Real-world evidence of Nusinersen treatment for patients with spinal muscular atrophy in the Kingdom of Saudi Arabia: Initial insights from the Saudi national spinal muscular atrophy program.
Ahmed H Al-Jedai, Hajer Yousef Almudaiheem, Tareef Y Alaama, Abdulaziz Saeed Saeid Alsaman, Fahad Abdo Bashiri, Mohammed Abdelrahman Almuhaizae, Fouad Abdullah Alghamdi, Aljohara A Alsakran, Eman Ahmed Yousef Matter, Fahad Zuriqan Ibrahim
Abstract
Open AccessOBJECTIVES: To assess the clinical and functional outcomes of 110 patients with spinal muscular atrophy (SMA) program who received nusinersen treatment in the Kingdom of Saudi Arabia (KSA). METHODS: Motor assessments were performed using the Children's Hospital of Philadelphia infant test of neuromuscular disorder (CHOP-INTEND) and Hammersmith infant neurological examination (HINE) for type 1 SMA, the Hammersmith Functional Motor Scale-Expanded (HFMSE) for types 2 and 3 SMA; the 6-minute walk test (6MWT) for ambulant type 3 SMA, and the revised upper limb module (RULM) for types 2 and 3 SMA. RESULTS: Data included all SMA types (type 1, 2.72%; type 2, 27.27%; type 3, 69.09%).
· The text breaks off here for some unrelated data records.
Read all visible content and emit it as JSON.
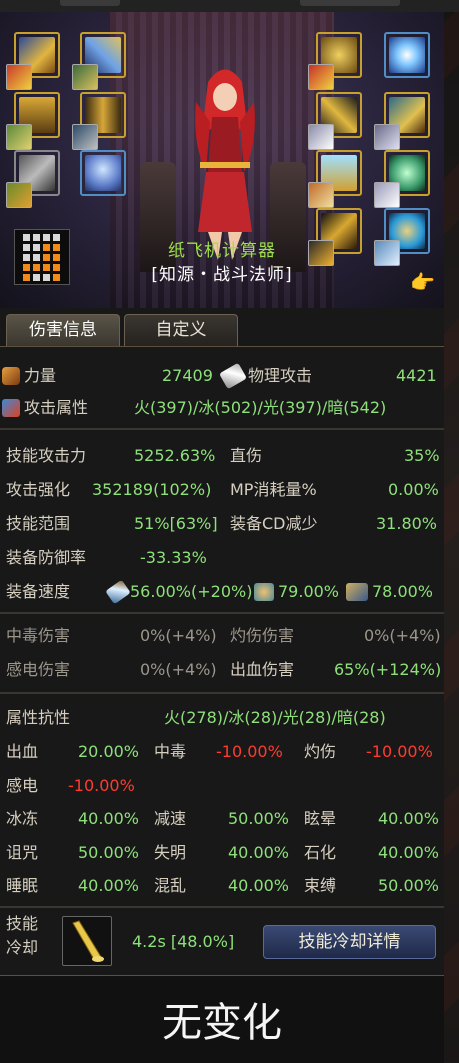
{
  "header": {
    "player_name": "纸飞机计算器",
    "class_title": "[知源・战斗法师]"
  },
  "equipment": {
    "left_slots": [
      "shoulder-armor-icon",
      "weapon-icon",
      "chest-armor-icon",
      "belt-icon",
      "gauntlet-icon",
      "pet-icon"
    ],
    "right_slots": [
      "ring-icon",
      "title-emblem-icon",
      "bracelet-icon",
      "necklace-icon",
      "earring-icon",
      "gem-icon",
      "magic-stone-icon",
      "auxiliary-icon"
    ]
  },
  "tabs": [
    {
      "label": "伤害信息",
      "active": true
    },
    {
      "label": "自定义",
      "active": false
    }
  ],
  "stats": {
    "strength": {
      "label": "力量",
      "value": "27409"
    },
    "physical_attack": {
      "label": "物理攻击",
      "value": "4421"
    },
    "attack_element": {
      "label": "攻击属性",
      "value": "火(397)/冰(502)/光(397)/暗(542)"
    },
    "skill_attack": {
      "label": "技能攻击力",
      "value": "5252.63%"
    },
    "direct_damage": {
      "label": "直伤",
      "value": "35%"
    },
    "attack_boost": {
      "label": "攻击强化",
      "value": "352189(102%)"
    },
    "mp_consume": {
      "label": "MP消耗量%",
      "value": "0.00%"
    },
    "skill_range": {
      "label": "技能范围",
      "value": "51%[63%]"
    },
    "cd_reduce": {
      "label": "装备CD减少",
      "value": "31.80%"
    },
    "defense_rate": {
      "label": "装备防御率",
      "value": "-33.33%"
    },
    "speed": {
      "label": "装备速度",
      "attack_speed": "56.00%(+20%)",
      "cast_speed": "79.00%",
      "move_speed": "78.00%"
    }
  },
  "damage_over_time": {
    "poison": {
      "label": "中毒伤害",
      "value": "0%(+4%)"
    },
    "burn": {
      "label": "灼伤伤害",
      "value": "0%(+4%)"
    },
    "shock": {
      "label": "感电伤害",
      "value": "0%(+4%)"
    },
    "bleed": {
      "label": "出血伤害",
      "value": "65%(+124%)"
    }
  },
  "resistance": {
    "label": "属性抗性",
    "value": "火(278)/冰(28)/光(28)/暗(28)",
    "items": [
      {
        "label": "出血",
        "value": "20.00%"
      },
      {
        "label": "中毒",
        "value": "-10.00%"
      },
      {
        "label": "灼伤",
        "value": "-10.00%"
      },
      {
        "label": "感电",
        "value": "-10.00%"
      },
      {
        "label": "冰冻",
        "value": "40.00%"
      },
      {
        "label": "减速",
        "value": "50.00%"
      },
      {
        "label": "眩晕",
        "value": "40.00%"
      },
      {
        "label": "诅咒",
        "value": "50.00%"
      },
      {
        "label": "失明",
        "value": "40.00%"
      },
      {
        "label": "石化",
        "value": "40.00%"
      },
      {
        "label": "睡眠",
        "value": "40.00%"
      },
      {
        "label": "混乱",
        "value": "40.00%"
      },
      {
        "label": "束缚",
        "value": "50.00%"
      }
    ]
  },
  "cooldown": {
    "label_line1": "技能",
    "label_line2": "冷却",
    "value": "4.2s [48.0%]",
    "button": "技能冷却详情"
  },
  "footer": {
    "text": "无变化"
  },
  "colors": {
    "accent_green": "#8ee07a",
    "negative_red": "#ff3b2e",
    "gold_frame": "#c7a02e"
  }
}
The median (IQR) ages at diagnosis, therapy initiation, and symptoms onset were 9.07 (3.67-17.28), 12.04 (5.39-20.29), and 2.25 (0.75-4.00) years, respectively. The median (IQR) HFMSE score was 34 (12.00-46.00) at baseline (n=58 patients) and 29.00 (14.50-50.50) at month 20 (n=33 patients). Clinically meaningful improvement was observed in 23 patients, including 12 with an improvement >4 points. CONCLUSION: The study demonstrates that baseline and follow-up data from multiple motor and functional assessment scales were essential for evaluating disease progression and treatment response in SMA.